Thursday, December 18, 2008

Weakening Dollar. Should Tech Estimates Be Adjusted Upward?

Now that the dollar has fallen for the past two weeks against the Euro and the British Pound, could this mean that Tech companies that derive a significant percentage of revenues from outside the U.S., are likely to post stronger than expected results for the current quarter!

That depends on how much of their revenues is derived in December compared to the other two months of the quarter. For companies like eBay, Amazon, and Google (all three generate close to 50% or more of revenues outside the U.S.), the percentage of revenues derived in December is significant both domestically and internationally. The same is not true for the software and semiconductor companies, whose revenues are more evenly paced throughout the quarter. Those companies derive anywhere from 50%-75% of their revenues outside the U.S.

Almost every Tech company reduced guidance for the quarter partly due to the stronger dollar (but largely due to the economy).
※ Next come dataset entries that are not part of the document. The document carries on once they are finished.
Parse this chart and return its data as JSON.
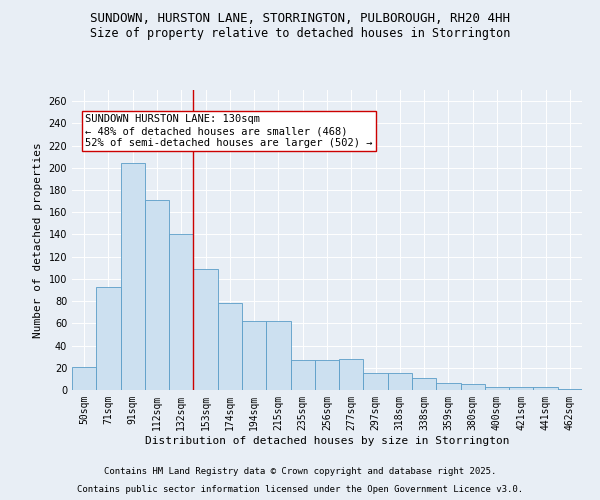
{
  "title_line1": "SUNDOWN, HURSTON LANE, STORRINGTON, PULBOROUGH, RH20 4HH",
  "title_line2": "Size of property relative to detached houses in Storrington",
  "xlabel": "Distribution of detached houses by size in Storrington",
  "ylabel": "Number of detached properties",
  "categories": [
    "50sqm",
    "71sqm",
    "91sqm",
    "112sqm",
    "132sqm",
    "153sqm",
    "174sqm",
    "194sqm",
    "215sqm",
    "235sqm",
    "256sqm",
    "277sqm",
    "297sqm",
    "318sqm",
    "338sqm",
    "359sqm",
    "380sqm",
    "400sqm",
    "421sqm",
    "441sqm",
    "462sqm"
  ],
  "values": [
    21,
    93,
    204,
    171,
    140,
    109,
    78,
    62,
    62,
    27,
    27,
    28,
    15,
    15,
    11,
    6,
    5,
    3,
    3,
    3,
    1
  ],
  "bar_color": "#cce0f0",
  "bar_edge_color": "#5a9dc8",
  "vline_x": 4.5,
  "vline_color": "#cc0000",
  "annotation_text": "SUNDOWN HURSTON LANE: 130sqm\n← 48% of detached houses are smaller (468)\n52% of semi-detached houses are larger (502) →",
  "annotation_box_color": "#ffffff",
  "annotation_box_edge": "#cc0000",
  "ylim": [
    0,
    270
  ],
  "yticks": [
    0,
    20,
    40,
    60,
    80,
    100,
    120,
    140,
    160,
    180,
    200,
    220,
    240,
    260
  ],
  "bg_color": "#e8eef5",
  "plot_bg_color": "#e8eef5",
  "footer_line1": "Contains HM Land Registry data © Crown copyright and database right 2025.",
  "footer_line2": "Contains public sector information licensed under the Open Government Licence v3.0.",
  "title_fontsize": 9,
  "subtitle_fontsize": 8.5,
  "axis_label_fontsize": 8,
  "tick_fontsize": 7,
  "annotation_fontsize": 7.5,
  "footer_fontsize": 6.5
}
As well, analysts reduced their estimates for the quarter due in part to the stronger dollar.

Most journalist focus on the absolute revenue and profit numbers while the more astute analysts will analyze results ex the FX effect. But the overall headline number is what will grab attention and what will drive the stocks up or down initially.

I doubt analysts will adjust their numbers for the weakening dollar for three weeks of the quarter. If the Nets get a bump in revenues and profits due to the weak dollar, then the likelihood of a beat vs. Street seems high. Not so for the software and semiconductor companies.

So what about 2009 guidance and estimates? Not sure CFOs will factor in the weakening of the dollar into their guidance for the year. But they should be thinking about it.

The Wall Street Journal stated that the Fed has "undercut any advantage to holding the dollar versus another currency" and that the quantitative easing suggested by the Fed " will flush the system with more dollars, essentially decreasing the currency's underlying value". The two together spells significant weakness for the dollar going forward, according to Tom Fitzpatrick, the head of currency strategy at Citigroup.

While I am not sure how to play this one yet for equities, I will definetly watch for how the Street and the companies adjust numbers for 2009 to account for the weak dollar. That is off course balancing that with what could be continued economic weakness in Europe and other areas outside the U.S.